Enfin, la décision de déployer Phénix n’est pas documentée. Étant donné les informations connues à l’époque, nous jugeons que la décision de déployer Phénix n’était pas raisonnable. Le système ne fait pas ce qu’il devait faire. Il a coûté des centaines de millions de dollars de plus que prévu, et il a eu des conséquences négatives pour des dizaines de milliers de fonctionnaires fédéraux et leurs familles.

Rapports d’examen spécial

Passons maintenant aux résultats des audits que nous avons faits dans les sociétés d’État. Depuis l’automne, nous avons audité le Musée canadien pour les droits de la personne, l’Administration de pilotage des Grands Lacs, Ridley Terminals incorporatedInc., et Exportation et développement Canada.

Nous avons relevé des défauts graves dans les moyens et méthodes de toutes ces sociétés d’État. Dans le cas de Ridley Terminals incorporatedInc., les problèmes que nous avons cernés étaient tels que la Société opérait hors du champ de la pratique prudente attendue d’une société d’État. Ces problèmes ont été exacerbés par la surveillance inefficace de Ridley Terminals par Transports Canada.

Commentaire sur les audits de performance des sociétés d’État 2016-2018

Notre commentaire sur les audits de performance des sociétés d’État 2016-2018 analyse d’importants problèmes que nous avons relevés dans les 4 audits dont je viens de parler, et aussi dans 9 audits que nous avons réalisés depuis 2016. Par exemple, nous avons été préoccupés de constater que dans 8 sociétés d’État, le mandat d’un nombre élevé de membres des conseils d’administration était échu.

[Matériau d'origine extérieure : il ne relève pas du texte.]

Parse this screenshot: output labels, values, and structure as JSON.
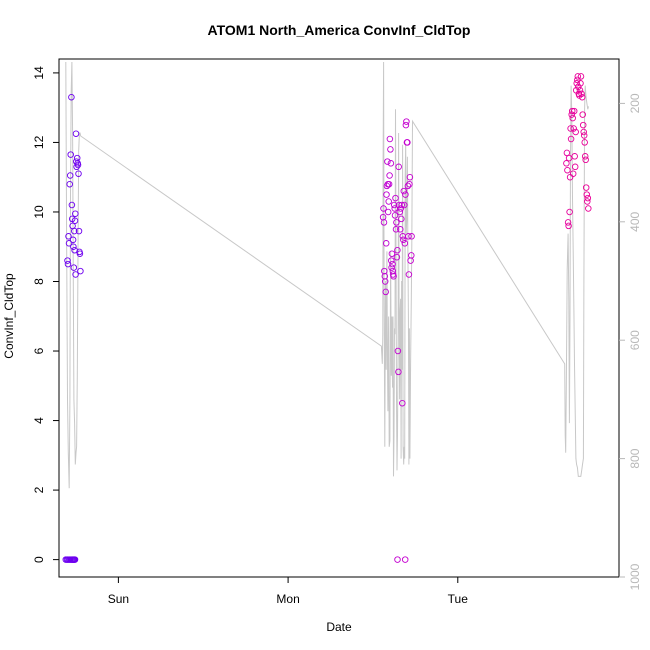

Commentaire sur les audits d’états financiers 2016-2017

Je veux aussi vous signaler que vous pouvez consulter dans notre site Web notre commentaire et vidéo sur les audits d’états financiers des organisations publiques que nous avons effectués en 2016-2017.

Avant de passer à vos questions, je tiens à réitérer à quel point il est important que le gouvernement et la fonction publique considèrent nos audits sous un angle nouveau, pour y voir non une liste des problèmes relevés dans différents programmes, mais bien les symptômes d’un problème culturel fondamental. Les ministères peuvent mettre en œuvre nos recommandations et réagir aux symptômes que nous signalons, et il est important qu’ils le fassent. Par contre, la question cruciale que le gouvernement doit étudier, c’est de savoir pourquoi nous continuons de mettre au jour des problèmes graves, et pourquoi des échecs incompréhensibles continuent d’arriver.

Monsieur le Président, je termine ainsi ma déclaration d’ouverture. Nous serions heureux de répondre à vos questions.